Je me sens vaine. Ma volongté l'est. Si ma volongté ne se suffit pas à elle même pour s'accomplir, alors comment arriver au bout de mes exigeances ?
Tout ne s'improvise pas.
Ils faut un temps pour apprendre et enfin "accomplir".
Pourquoi vaine ? parce que je veux toujours brûller les étapes.
"Ne jamais dire jamais, jamais dans la vie", je n'pense pas. Il y a des choses pour lesquelles on est doué, d'autres, pas, c'est tout. Il faut juste avoir un but dans la vie, en changer, mais toujours garder l'oeil sur un objectif.
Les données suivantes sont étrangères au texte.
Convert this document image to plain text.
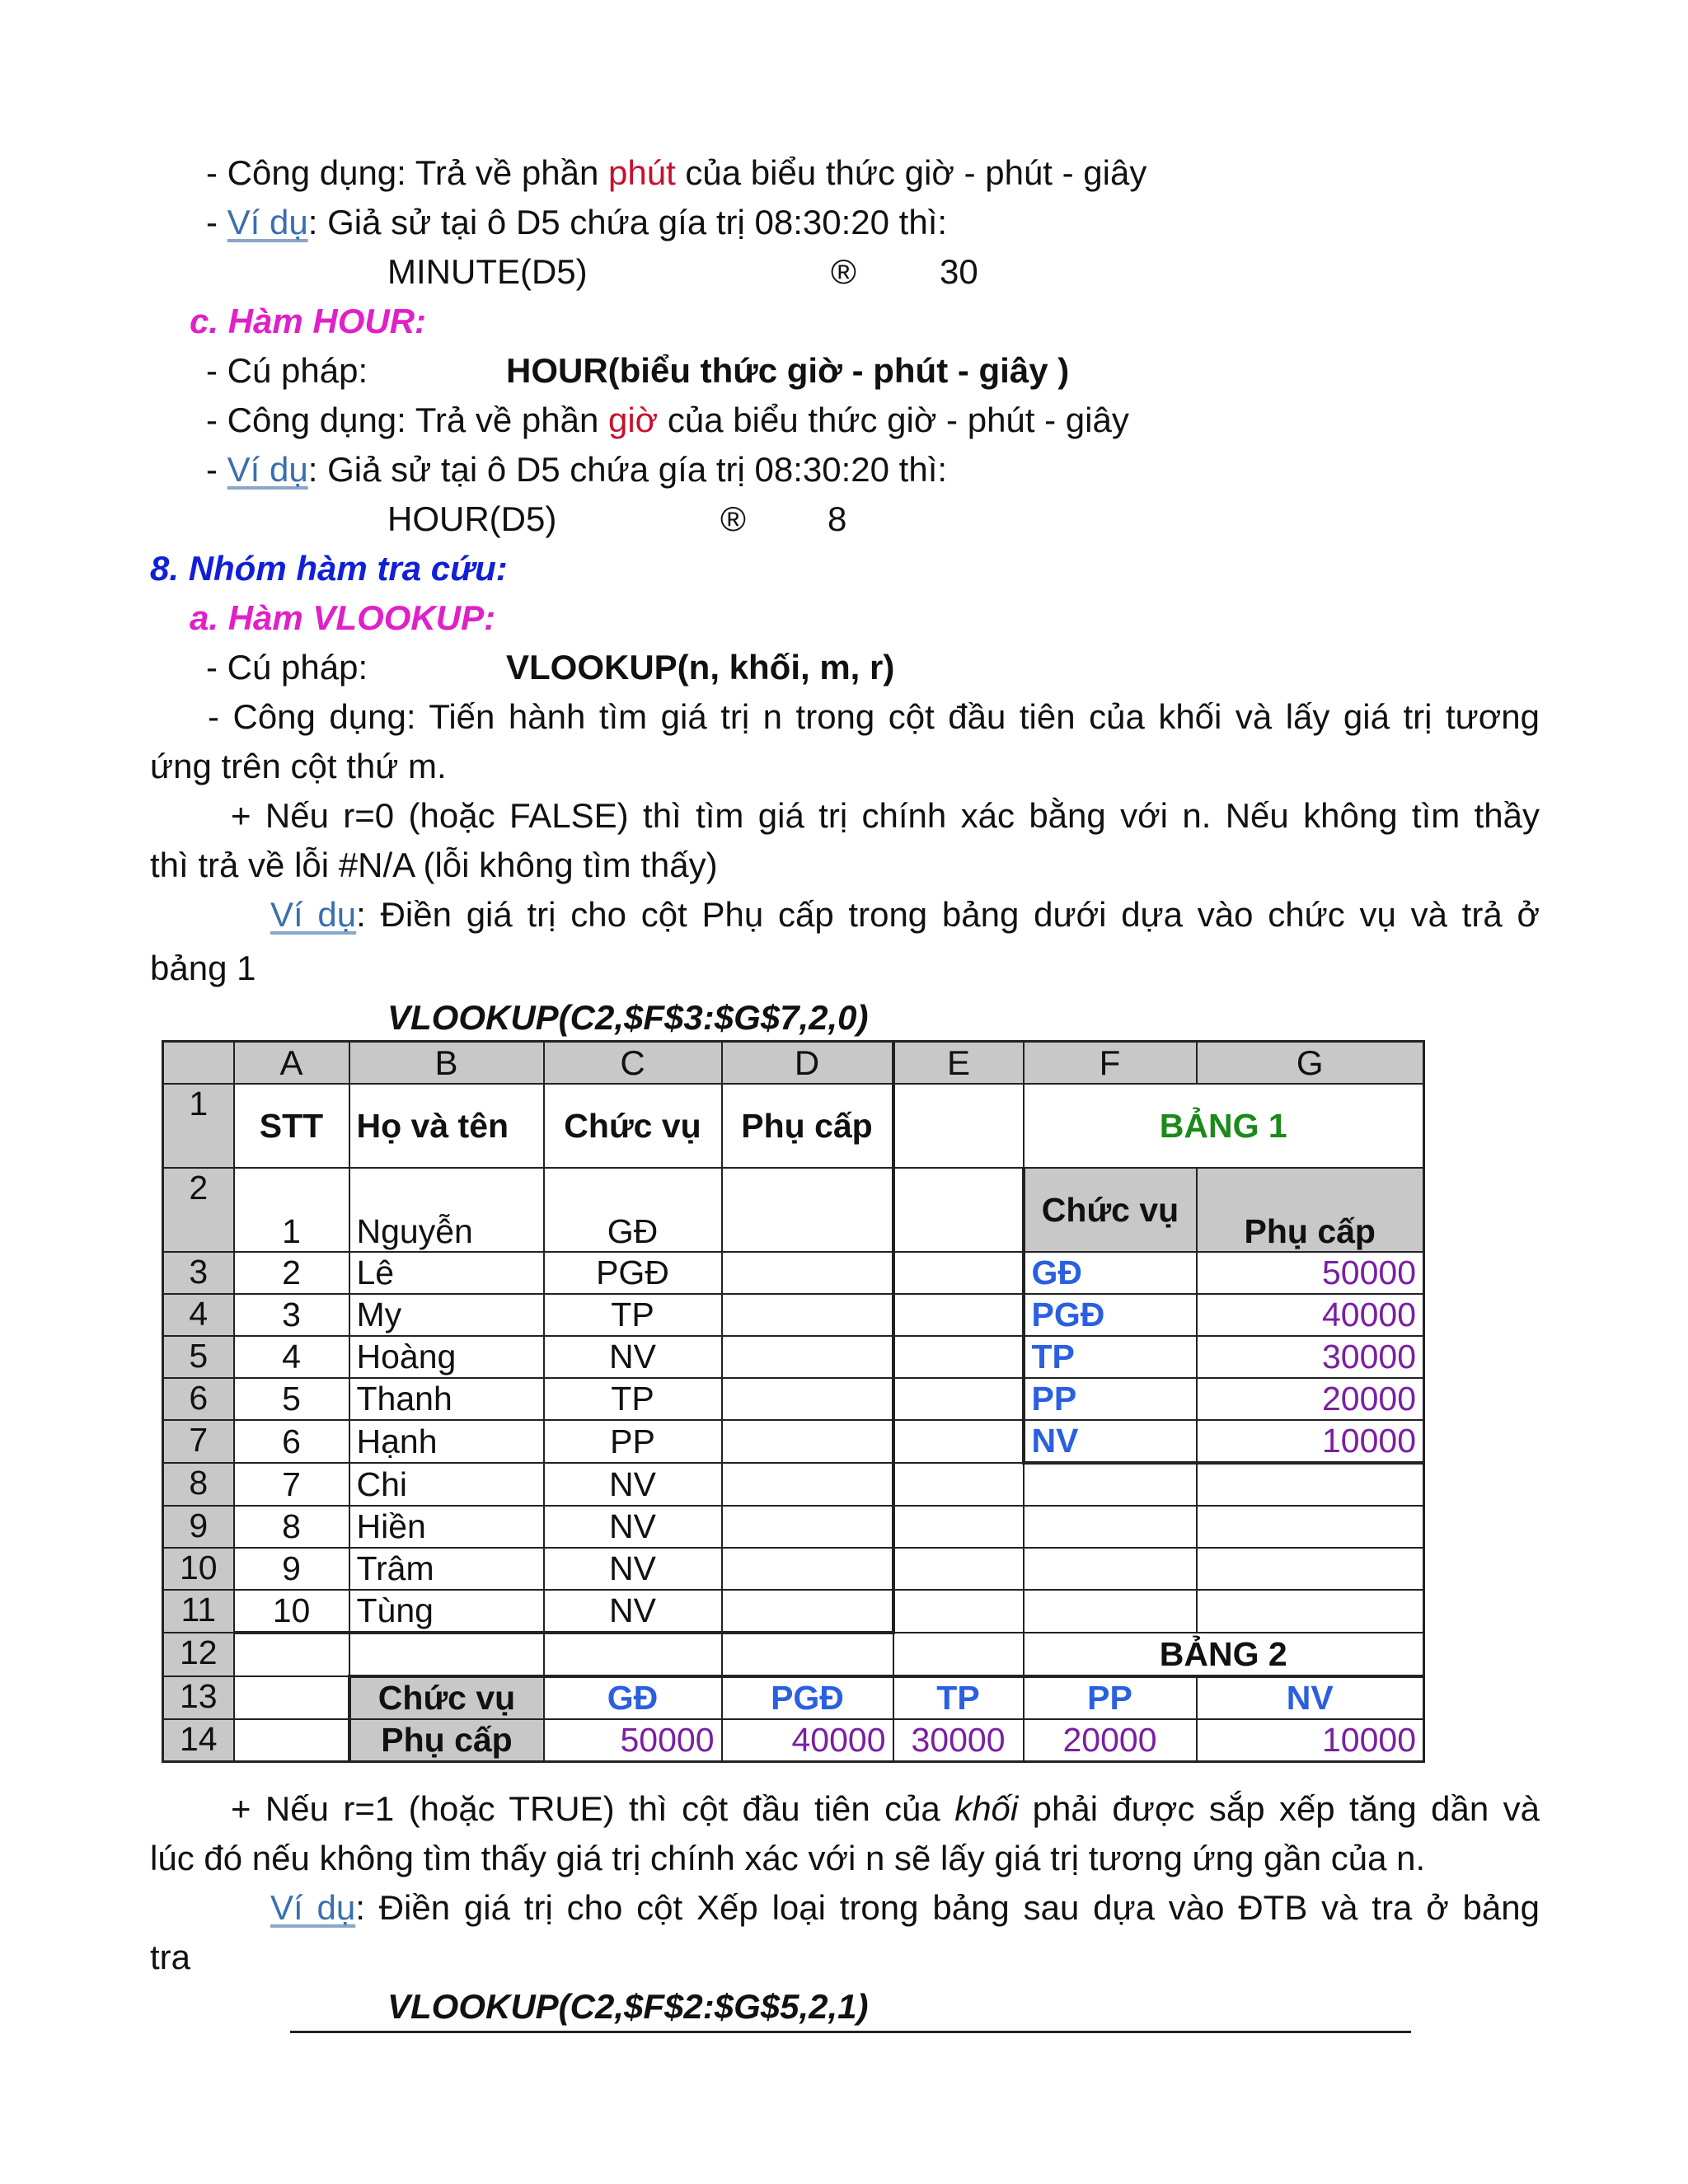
- Công dụng: Trả về phần phút của biểu thức giờ - phút - giây
- Ví dụ: Giả sử tại ô D5 chứa gía trị 08:30:20 thì:
MINUTE(D5)	® 30
c. Hàm HOUR:
- Cú pháp:	HOUR(biểu thức giờ - phút - giây )
- Công dụng: Trả về phần giờ của biểu thức giờ - phút - giây
- Ví dụ: Giả sử tại ô D5 chứa gía trị 08:30:20 thì:
HOUR(D5)	® 8
8. Nhóm hàm tra cứu:
a. Hàm VLOOKUP:
- Cú pháp:	VLOOKUP(n, khối, m, r)
- Công dụng: Tiến hành tìm giá trị n trong cột đầu tiên của khối và lấy giá trị tương
ứng trên cột thứ m.
+ Nếu r=0 (hoặc FALSE) thì tìm giá trị chính xác bằng với n. Nếu không tìm thầy
thì trả về lỗi #N/A (lỗi không tìm thấy)
Ví dụ: Điền giá trị cho cột Phụ cấp trong bảng dưới dựa vào chức vụ và trả ở
bảng 1
VLOOKUP(C2,$F$3:$G$7,2,0)
	A	B	C	D	E	F	G
1	STT	Họ và tên	Chức vụ	Phụ cấp		BẢNG 1	
2	1	Nguyễn	GĐ			Chức vụ	Phụ cấp
3	2	Lê	PGĐ			GĐ	50000
4	3	My	TP			PGĐ	40000
5	4	Hoàng	NV			TP	30000
6	5	Thanh	TP			PP	20000
7	6	Hạnh	PP			NV	10000
8	7	Chi	NV				
9	8	Hiền	NV				
10	9	Trâm	NV				
11	10	Tùng	NV				
12						BẢNG 2	
13		Chức vụ	GĐ	PGĐ	TP	PP	NV
14		Phụ cấp	50000	40000	30000	20000	10000
+ Nếu r=1 (hoặc TRUE) thì cột đầu tiên của khối phải được sắp xếp tăng dần và
lúc đó nếu không tìm thấy giá trị chính xác với n sẽ lấy giá trị tương ứng gần của n.
Ví dụ: Điền giá trị cho cột Xếp loại trong bảng sau dựa vào ĐTB và tra ở bảng
tra
VLOOKUP(C2,$F$2:$G$5,2,1)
Histoire de volongté ? Non plus. On n'peut pas briller dans tout avec de la volongté.
Persévérence ? Si tu aimes les longs chemins.
Courage ? Si tu aimes t'essouffler.
Certains diraient que tout est possible. Moi pas. La liberté me dérange. Les limites m'oppressent. Je viens d'arriver aux limites, justement, de ma pensée. Là où s'opposent mes idées, l'endroit où tout se lie et se contraste : le néant ou la boucle infinie de mes songes. Ca tourne en rond, mais heureusement, ça tourne rond. ( dur à suivre, j'avoue)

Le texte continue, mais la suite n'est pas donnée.